Scientists found volunteers who were previously unable to differentiate between two similar scents learnt to tell them apart when given electric shocks alongside just one of them.They said the findings demonstrate how experiences help sharpen our senses to keep us clear of danger...

Lead study author Dr Wen Li, of the Feinberg School of Medicine, Northwestern University, in Chicago, said: “It’s evolutionary. This helps us to have a very sensitive ability to detect something that is important to our survival from an ocean of environmental information. It warns us that it’s dangerous and we have to pay attention to it.

“The ability to discriminate between biologically meaningful cues such as the smell of a 175kg lion and similar but irrelevant stimuli such as the smell of a 3kg cat maximises an organism’s response sensitivity while minimising hyper-vigilant and impulsive behaviours.”

I found this interesting because some of my family history gives anecdotal validation to the concept.
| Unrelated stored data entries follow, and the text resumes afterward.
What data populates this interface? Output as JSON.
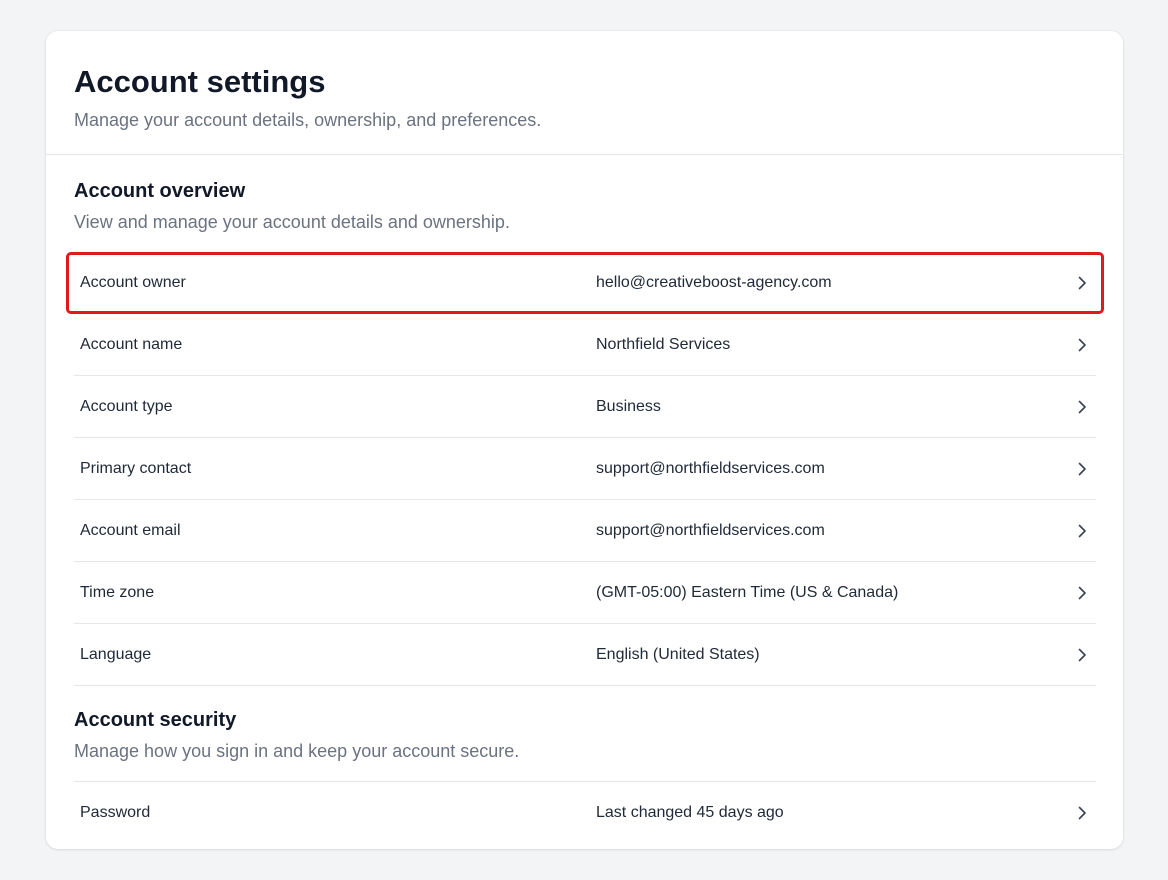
{
  "header": {
    "title": "Account settings",
    "subtitle": "Manage your account details, ownership, and preferences."
  },
  "overview": {
    "title": "Account overview",
    "description": "View and manage your account details and ownership.",
    "rows": [
      {
        "label": "Account owner",
        "value": "hello@creativeboost-agency.com"
      },
      {
        "label": "Account name",
        "value": "Northfield Services"
      },
      {
        "label": "Account type",
        "value": "Business"
      },
      {
        "label": "Primary contact",
        "value": "support@northfieldservices.com"
      },
      {
        "label": "Account email",
        "value": "support@northfieldservices.com"
      },
      {
        "label": "Time zone",
        "value": "(GMT-05:00) Eastern Time (US & Canada)"
      },
      {
        "label": "Language",
        "value": "English (United States)"
      }
    ]
  },
  "security": {
    "title": "Account security",
    "description": "Manage how you sign in and keep your account secure.",
    "rows": [
      {
        "label": "Password",
        "value": "Last changed 45 days ago"
      }
    ]
  },
  "colors": {
    "highlight_border": "#e0191c",
    "text_primary": "#111827",
    "text_secondary": "#6b7280"
  },
  "icons": {
    "row_action": "chevron-right-icon"
  }
}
My father was a decorated veteran who fought in the Pacific Theater in WW II, primarily in New Guinea. He didn’t talk much about his war experiences, but he did tell me a story that validates this study.

He was leading a patrol when a squad of Japanese soldiers sprang an ambush. It was a terrible fight, and during the battle Dad was knocked unconscious by an explosion. (He turned down a Purple Heart so as to not worry my mother at home.) Thereafter, he swore he was able to tell whenever the Japanese were near and that enabled him to avoid many dangers.

“How could you know?” I asked. “It was a jungle.” He swore he could smell them, and whenever he had that sense, he was always right.

So, I believe the study. It worked for my dad in real life and that amazing ability to “smell” the enemy may well be why he survived the war and indeed, why I am here.